London transport authorities promised Friday to remove posters warning against eating on the subway that left a bad taste in the mouths of Italian diplomats.

The offending advertisement depicted a man on a subway train surrounded by salami (search), strings of sausages and Parma hams, above the words "Please don't eat smelly food."

Guido Cerboni, economic affairs chief at the Italian embassy in London, said the poster was "offensive and harmful to Italian products."

He said Italian ambassador Giancarlo Aragona (search) had written to London transport officials and mayor Ken Livingstone to complain about the ad.

"We have no objection to the campaign about smelly food, but we object to the way it has been presented," Cerboni said.

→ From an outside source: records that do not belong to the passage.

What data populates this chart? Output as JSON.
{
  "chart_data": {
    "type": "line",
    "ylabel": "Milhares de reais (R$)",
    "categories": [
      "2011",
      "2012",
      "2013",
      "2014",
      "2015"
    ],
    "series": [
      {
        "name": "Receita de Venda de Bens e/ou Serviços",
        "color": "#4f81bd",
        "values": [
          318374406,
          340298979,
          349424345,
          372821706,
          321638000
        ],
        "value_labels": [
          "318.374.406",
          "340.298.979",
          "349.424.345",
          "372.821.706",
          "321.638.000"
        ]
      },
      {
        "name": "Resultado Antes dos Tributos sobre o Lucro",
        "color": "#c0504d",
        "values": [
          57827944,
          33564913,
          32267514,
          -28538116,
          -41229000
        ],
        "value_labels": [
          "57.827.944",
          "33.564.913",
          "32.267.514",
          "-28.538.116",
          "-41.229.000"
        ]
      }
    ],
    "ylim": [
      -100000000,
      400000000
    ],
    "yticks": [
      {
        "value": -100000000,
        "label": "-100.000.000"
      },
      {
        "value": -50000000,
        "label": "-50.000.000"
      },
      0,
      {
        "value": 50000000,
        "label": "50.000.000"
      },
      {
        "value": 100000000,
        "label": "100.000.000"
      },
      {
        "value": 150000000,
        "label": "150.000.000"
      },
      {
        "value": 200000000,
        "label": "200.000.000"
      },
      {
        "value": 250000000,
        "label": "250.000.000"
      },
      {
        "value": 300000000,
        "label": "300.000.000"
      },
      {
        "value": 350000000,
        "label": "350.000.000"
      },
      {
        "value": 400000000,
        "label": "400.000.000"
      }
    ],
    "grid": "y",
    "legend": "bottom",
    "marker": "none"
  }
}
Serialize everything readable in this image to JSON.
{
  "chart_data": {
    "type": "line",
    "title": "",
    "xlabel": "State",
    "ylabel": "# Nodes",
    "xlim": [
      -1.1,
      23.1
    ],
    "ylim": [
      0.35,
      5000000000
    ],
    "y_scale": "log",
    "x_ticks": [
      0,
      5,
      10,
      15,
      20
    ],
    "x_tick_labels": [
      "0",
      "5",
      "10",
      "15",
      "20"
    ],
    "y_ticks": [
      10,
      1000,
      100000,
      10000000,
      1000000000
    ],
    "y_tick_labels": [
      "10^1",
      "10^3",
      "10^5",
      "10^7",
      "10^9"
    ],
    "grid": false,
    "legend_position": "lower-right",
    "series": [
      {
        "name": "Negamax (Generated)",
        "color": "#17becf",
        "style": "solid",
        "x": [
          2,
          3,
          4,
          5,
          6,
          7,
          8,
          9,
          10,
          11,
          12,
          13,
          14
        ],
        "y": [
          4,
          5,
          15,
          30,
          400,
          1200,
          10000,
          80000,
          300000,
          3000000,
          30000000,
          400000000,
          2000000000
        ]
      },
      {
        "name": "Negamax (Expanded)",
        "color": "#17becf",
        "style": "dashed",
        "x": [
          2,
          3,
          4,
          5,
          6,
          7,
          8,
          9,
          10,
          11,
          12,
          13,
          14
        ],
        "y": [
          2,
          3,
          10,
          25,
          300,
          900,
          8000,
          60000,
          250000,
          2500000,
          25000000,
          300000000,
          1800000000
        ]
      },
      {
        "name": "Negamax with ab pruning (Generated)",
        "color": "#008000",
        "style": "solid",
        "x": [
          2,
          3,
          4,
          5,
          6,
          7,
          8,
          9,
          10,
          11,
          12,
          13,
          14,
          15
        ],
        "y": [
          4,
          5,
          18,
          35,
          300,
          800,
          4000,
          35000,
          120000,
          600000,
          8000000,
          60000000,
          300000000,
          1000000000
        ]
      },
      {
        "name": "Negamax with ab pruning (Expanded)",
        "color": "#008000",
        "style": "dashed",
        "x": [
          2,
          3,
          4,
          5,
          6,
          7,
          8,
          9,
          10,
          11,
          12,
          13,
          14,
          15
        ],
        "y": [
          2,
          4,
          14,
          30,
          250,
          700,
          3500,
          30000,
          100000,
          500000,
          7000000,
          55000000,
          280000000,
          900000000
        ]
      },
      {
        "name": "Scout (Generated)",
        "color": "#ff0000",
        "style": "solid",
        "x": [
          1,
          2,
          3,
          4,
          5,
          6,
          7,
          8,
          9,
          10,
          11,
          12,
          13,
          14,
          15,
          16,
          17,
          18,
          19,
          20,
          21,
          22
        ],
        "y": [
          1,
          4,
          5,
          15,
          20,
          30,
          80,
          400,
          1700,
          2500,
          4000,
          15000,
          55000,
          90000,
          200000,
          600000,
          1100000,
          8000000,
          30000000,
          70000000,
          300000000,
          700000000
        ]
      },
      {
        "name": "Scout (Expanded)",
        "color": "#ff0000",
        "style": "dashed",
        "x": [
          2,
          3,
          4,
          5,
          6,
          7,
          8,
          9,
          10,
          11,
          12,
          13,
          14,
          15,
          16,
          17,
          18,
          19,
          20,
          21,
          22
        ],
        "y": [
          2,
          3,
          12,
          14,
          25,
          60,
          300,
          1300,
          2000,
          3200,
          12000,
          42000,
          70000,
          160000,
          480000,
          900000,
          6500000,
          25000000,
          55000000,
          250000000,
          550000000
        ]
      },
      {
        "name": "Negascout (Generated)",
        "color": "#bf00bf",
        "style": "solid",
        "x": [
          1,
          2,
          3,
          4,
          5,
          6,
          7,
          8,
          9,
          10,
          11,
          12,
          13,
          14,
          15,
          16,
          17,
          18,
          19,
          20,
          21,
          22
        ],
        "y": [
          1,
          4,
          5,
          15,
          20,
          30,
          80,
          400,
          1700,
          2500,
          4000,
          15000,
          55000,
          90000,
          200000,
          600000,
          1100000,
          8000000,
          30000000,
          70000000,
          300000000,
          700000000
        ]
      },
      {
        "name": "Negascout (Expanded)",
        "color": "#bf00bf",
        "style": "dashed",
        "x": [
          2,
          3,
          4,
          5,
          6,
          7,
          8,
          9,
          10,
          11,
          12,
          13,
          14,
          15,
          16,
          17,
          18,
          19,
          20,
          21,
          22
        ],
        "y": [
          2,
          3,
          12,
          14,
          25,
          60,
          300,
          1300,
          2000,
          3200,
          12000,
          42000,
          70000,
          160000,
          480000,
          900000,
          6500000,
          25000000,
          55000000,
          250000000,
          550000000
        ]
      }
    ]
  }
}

"It is clearly harmful for Italian produce and also not very politically correct, because the man portrayed in the poster was clearly Italian or Mediterranean."

Advertising executives had "obviously never eaten prosciutto" if they thought it was smelly, he added.

Livingstone said he had ordered the posters removed.

"As a lover of Italian food, I can say that the items illustrated both smell and taste delicious," he said. "I have asked London Underground to take the ads down immediately."

London Underground (search) apologized "for any offense caused to any members of the Italian community and charcuterie manufacturers and retailers."

"The poster was meant to be a lighthearted attempt to dissuade Tube passengers from eating smelly foods," it said. "Under no circumstances was it meant to cause offense to any nationality or company."